A mathematical model for lipid raft formation in simple artificial cell membranes
Linda Cummings (Department of Mathematical Sciences, New Jersey Institute of Technology)
(November 6, 2008 10:30 AM - 11:30 AM)
Living cells are enveloped by membranes, made up of lipid molecules arranged in a bilayer configuration. These lipid bilayers are composed of different types of lipid molecules and, rather than being a homogeneous mixture, the lipids exhibit partial "phase separation", with the formation of cholesterol- and sphingomyelin- enriched microdomains (also known as "lipid rafts") within the membrane. It is thought that certain proteins or other reactants associate preferentially with these phase-separated microdomains, and thus that rafts can act to prevent interactions with other reactants in the rest of the membrane, or conversely, bring desired reactants into close proximity to promote certain reactions. Lipid rafts are therefore thought to play many very important roles in cell biology, but the basic principles that govern their formation and function remain poorly understood.
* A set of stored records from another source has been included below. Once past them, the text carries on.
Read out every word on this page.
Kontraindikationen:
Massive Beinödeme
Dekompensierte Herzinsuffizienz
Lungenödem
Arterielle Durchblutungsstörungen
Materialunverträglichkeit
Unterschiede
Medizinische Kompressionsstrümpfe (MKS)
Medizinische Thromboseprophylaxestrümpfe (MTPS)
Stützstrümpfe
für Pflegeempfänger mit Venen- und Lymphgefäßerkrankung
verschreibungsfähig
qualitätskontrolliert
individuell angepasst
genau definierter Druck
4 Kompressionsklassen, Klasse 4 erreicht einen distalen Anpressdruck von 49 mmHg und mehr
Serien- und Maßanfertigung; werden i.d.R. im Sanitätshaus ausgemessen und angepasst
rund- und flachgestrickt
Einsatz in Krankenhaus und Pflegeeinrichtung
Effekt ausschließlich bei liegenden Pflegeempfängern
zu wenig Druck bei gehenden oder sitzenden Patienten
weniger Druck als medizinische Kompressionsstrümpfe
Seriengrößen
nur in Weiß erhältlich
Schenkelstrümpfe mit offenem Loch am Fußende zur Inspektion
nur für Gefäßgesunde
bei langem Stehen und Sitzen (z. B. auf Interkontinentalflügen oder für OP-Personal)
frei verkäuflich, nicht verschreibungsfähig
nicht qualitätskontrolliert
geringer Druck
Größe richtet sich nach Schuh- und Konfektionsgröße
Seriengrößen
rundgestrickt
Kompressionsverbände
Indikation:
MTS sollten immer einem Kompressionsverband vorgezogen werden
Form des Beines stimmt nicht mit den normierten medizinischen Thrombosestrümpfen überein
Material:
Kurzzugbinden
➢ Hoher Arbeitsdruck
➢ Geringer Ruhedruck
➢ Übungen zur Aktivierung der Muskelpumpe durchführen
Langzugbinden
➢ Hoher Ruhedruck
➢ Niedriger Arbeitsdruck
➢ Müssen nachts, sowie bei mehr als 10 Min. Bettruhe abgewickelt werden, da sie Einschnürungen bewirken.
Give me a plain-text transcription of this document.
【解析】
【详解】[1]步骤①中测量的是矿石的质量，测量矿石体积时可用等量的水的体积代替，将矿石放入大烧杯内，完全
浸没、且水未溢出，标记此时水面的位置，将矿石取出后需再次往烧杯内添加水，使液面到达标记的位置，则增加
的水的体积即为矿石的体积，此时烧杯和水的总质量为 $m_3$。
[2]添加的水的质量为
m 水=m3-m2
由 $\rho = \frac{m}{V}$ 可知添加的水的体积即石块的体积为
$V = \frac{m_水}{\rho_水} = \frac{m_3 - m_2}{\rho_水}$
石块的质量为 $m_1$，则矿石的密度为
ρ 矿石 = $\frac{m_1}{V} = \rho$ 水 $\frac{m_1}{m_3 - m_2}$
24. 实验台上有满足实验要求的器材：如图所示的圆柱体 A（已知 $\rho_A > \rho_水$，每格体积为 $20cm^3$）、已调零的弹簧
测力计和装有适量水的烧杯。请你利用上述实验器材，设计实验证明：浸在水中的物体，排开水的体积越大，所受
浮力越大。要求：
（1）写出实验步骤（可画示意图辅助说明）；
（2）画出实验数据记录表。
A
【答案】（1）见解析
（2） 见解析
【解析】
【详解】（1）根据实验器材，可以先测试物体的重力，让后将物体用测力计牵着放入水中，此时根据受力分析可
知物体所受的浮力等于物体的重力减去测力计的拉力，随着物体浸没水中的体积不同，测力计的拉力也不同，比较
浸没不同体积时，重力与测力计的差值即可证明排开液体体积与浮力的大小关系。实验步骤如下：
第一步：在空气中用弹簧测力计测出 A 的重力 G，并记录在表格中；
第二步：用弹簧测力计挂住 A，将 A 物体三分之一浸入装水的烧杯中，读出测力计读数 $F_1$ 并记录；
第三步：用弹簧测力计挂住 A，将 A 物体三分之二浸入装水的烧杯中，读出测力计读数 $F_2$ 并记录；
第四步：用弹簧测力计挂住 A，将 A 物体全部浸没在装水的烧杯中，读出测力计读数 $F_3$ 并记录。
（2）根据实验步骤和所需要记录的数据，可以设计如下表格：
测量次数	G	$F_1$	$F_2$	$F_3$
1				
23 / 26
To shed light on these fundamental issues experiments have been conducted on simple in vitro systems, with microdomains forming in membranes composed of controlled lipid mixtures (e.g. 20% cholesterol and 80% phosphatidylcholine (PC)). This talk will briefly outline the background biology and the experimental measurements, and then describe how a mathematical model can be built to explain the experimental findings. The model relies on the Smoluchowski theory of coagulation and fragmentation, applied to an idealized system in which a large number of cholesterol molecules in 2D clusters of varying sizes (the rafts) are diffusing around in an otherwise inert 2D fluid (the PC bilayer). The key step in the modeling lies in studying the physics of the cluster- cluster interactions to deduce how the rate coefficients for the coagulation and fragmentation events depend on the cluster size, something on which the model results depend sensitively. We find remarkably good agreement with the experiments, and moreover, the model provides us with a large amount of information that the experiments cannot measure.